I'll flip and reconfigure networking from wireless to wired and
sometimes GPRS via a Bluetooth PC Card all without a reboot.
Truth be told though, Eclipse doesn't run on Linux... Linux is just a
kernel (I don't mean to insult anyone's intelligence, but I do have to
remind myself of that).
What's more important is your distro & JVM. The danger here is too much
choice.
I'm running Redhat 9 with a customized kernel. The window manager is key
also. Redhat 9's default is KDE 3.1 (not Gnome). KDE has released an
updated version.
JVM choice is also key. Blackdown's JVM is basically Sun's Linux JVM,
but they don't have to jump through the same hoops to fix bugs, so they
tend to get done more quickly. However I did get some instability on one
version of the Blackdown JVM so I flipped over to a parallel install of
IBM's Linux JVM which cured the problem (go figure that Eclipse seeded
from IBM & IBM bet on Java on Linux as the future of their stack).

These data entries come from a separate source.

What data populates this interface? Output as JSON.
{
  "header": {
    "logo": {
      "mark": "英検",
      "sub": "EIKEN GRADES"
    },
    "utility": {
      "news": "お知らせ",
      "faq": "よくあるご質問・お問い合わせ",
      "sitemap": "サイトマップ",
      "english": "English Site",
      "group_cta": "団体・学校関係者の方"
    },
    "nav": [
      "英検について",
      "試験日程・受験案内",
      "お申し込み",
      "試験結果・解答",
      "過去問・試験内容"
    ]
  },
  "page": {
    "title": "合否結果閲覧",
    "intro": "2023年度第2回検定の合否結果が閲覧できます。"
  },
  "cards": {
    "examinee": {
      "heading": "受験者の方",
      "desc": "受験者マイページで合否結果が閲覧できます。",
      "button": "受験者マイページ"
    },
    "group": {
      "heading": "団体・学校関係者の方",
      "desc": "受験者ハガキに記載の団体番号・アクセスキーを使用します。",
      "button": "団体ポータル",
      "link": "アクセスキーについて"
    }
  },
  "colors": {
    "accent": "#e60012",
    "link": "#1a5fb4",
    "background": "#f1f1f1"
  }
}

The only real problem I ever get is occasionally doing a mouse over of a
variable value in Eclipse and the pop up will 'stick' on top of all
windows. However this will sometimes happen with Ximian Evolution, so I
blame KDE. The other thing I get is an occasional GC hiccup when I'm
interactively debugging something like a struts app. on Resin which now
will class reload on the fly, but that soon rights itself.
I've talked to other AJUG members who have never had an issue with
Eclipse on their flavor of Linux Desktop.
I wonder how well it would run on Sun's Linux distro :-)
On Mon, 2004-03-08 at 16:20, Andy wrote:
> (Note this is my observation... and may not necessarily be true in general)
>
> This may not sound very good, but I am yet to see/hear people running
> Eclipse without any kind of trouble on their linux boxes... (No setup probs,
> no runtime glitches, glitches because of the linux distro etc, etc. The kind
> of Eclipse usage I am looking at is, Eclipse being used as the primary tool
> (IDE) for an enterprise level project/app development with p/f linux)
>
> I have been an IDEA user for almost 3 years now and recently (2 months back)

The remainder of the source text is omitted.